The Challenge of Production Software Troubleshooting 00:01

  • Software engineering consists of system design, development including devops, and production troubleshooting.
  • AI tools are streamlining development, but system design and troubleshooting remain key challenges.
  • The ideal future would have AI handle both coding and troubleshooting, freeing engineers to focus on creative system design, but this vision faces obstacles.
  • As AI generates more code, human engineers will have less context and understanding, especially when systems become more complex.
  • The difficulty of troubleshooting will increase, leading to more time spent on on-call and incident management.

Current Troubleshooting Workflow and Its Drawbacks 02:55

  • Engineers rely heavily on dashboards from tools like DataDog, Grafana, Splunk, and Sentry to monitor system health.
  • When issues arise, teams engage in "dashboard dumpster diving," searching through vast numbers of dashboards and logs for clues.
  • Root cause analysis involves tracing issues back to pull requests or configuration changes, often requiring large-scale collaboration in incident channels.
  • The process is time-consuming, inefficient, and likely to worsen as systems grow more complex and human context is reduced.

Why Traditional AI Approaches to Troubleshooting Fall Short 04:23

  • AIOps methods using traditional machine learning and statistical anomaly detection generate excessive false positives and do not scale with system complexity.
  • LLMs like ChatGPT can analyze individual logs but cannot process the immense volume (terabytes/trillions of logs) present in real-world systems.
  • LLMs also lack strong numerical data understanding and are limited by context and memory constraints.
  • Agent-based approaches relying on runbooks fail because runbooks quickly become outdated, and exhaustive agent searches take too long for urgent production issues.
  • No single existing method is adequate for efficient, autonomous troubleshooting.

Traversal.ai's Approach: Combining Causal ML, Semantics & Agentic Control 07:11

  • Traversal.ai aims to achieve autonomous troubleshooting for previously unseen issues through a hybrid approach.
  • The system integrates causal machine learning (to identify cause-effect rather than mere correlation), advanced reasoning models for semantic understanding, and a novel agentic control flow.
  • "Swarm of agents" architecture enables thousands of parallel, agent-driven tool calls for exhaustive and efficient telemetry searching.
  • This approach combines statistical (causal ML), semantic (reasoning models), and agent-based (swarms) techniques for comprehensive automated debugging.

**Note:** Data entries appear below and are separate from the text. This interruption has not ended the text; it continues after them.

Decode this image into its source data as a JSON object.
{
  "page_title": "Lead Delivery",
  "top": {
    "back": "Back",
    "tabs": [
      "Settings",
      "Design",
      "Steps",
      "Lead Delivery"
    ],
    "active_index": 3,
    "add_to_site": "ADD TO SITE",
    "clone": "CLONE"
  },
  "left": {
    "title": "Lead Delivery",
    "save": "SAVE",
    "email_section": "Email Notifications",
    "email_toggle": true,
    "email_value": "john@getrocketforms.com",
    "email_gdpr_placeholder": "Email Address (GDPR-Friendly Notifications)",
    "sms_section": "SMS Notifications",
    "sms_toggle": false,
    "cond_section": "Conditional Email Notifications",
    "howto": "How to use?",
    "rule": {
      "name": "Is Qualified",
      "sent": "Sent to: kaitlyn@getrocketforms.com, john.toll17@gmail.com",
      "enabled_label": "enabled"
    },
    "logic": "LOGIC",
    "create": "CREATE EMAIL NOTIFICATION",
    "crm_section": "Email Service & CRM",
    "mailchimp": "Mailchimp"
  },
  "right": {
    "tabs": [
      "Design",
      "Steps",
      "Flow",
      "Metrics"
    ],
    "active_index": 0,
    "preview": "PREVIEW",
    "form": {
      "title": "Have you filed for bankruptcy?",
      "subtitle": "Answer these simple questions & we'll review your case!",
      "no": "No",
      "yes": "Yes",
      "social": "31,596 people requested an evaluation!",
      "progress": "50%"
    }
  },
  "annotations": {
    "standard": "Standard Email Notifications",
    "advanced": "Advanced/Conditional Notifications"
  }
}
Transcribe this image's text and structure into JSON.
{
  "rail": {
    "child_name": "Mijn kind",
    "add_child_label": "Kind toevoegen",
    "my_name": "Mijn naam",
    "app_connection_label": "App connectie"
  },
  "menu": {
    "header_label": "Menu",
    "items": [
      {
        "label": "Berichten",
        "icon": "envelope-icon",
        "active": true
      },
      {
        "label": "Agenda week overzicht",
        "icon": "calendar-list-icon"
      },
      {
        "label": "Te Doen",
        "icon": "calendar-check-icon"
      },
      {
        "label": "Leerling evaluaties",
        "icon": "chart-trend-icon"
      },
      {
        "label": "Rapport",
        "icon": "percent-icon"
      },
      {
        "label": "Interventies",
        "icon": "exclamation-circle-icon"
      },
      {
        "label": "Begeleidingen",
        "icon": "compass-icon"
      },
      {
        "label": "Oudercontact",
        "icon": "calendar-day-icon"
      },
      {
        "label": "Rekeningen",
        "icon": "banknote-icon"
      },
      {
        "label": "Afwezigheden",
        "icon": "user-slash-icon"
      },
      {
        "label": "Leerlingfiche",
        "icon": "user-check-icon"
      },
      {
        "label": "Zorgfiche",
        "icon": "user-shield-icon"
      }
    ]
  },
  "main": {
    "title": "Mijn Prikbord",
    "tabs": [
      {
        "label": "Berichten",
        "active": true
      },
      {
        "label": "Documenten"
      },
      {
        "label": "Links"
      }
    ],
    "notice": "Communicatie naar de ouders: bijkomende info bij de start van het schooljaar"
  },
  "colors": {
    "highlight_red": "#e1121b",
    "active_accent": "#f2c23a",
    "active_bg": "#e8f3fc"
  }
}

Real-World Impact and Case Study: Digital Ocean 10:00

  • Before traversal, Digital Ocean engineers faced frequent, time-consuming incident investigations often involving dozens of participants and billions of logs.
  • With traversal, their meantime to resolution (MTR) has dropped by about 40%, saving significant time and money per incident.
  • Traversal's AI conducts parallelized, exhaustive analysis, surfacing likely root causes to engineers within about five minutes.
  • It provides actionable findings, confidence levels, relevant data, and visualizations, such as impact maps, directly to incident channels and UI.
  • Engineers can interact further, querying the system for tailored insights about specific parts of the stack.

Scalability, Broader Applications, and Team 15:56

  • Traversal operates at large scale, processing data from a wide array of observability tools across client enterprises—handling trillions of logs.
  • The methods used (exhaustive agent swarms, causal reasoning) have potential applicability beyond observability, including network monitoring and cyber security, where similar "needle in a haystack" problems exist.
  • Team comprises experts in AI research, dev tools, product engineering, and high-frequency trading, valued for their collaboration-focused and supportive culture.
  • Prospective collaborators or interested parties are invited to engage.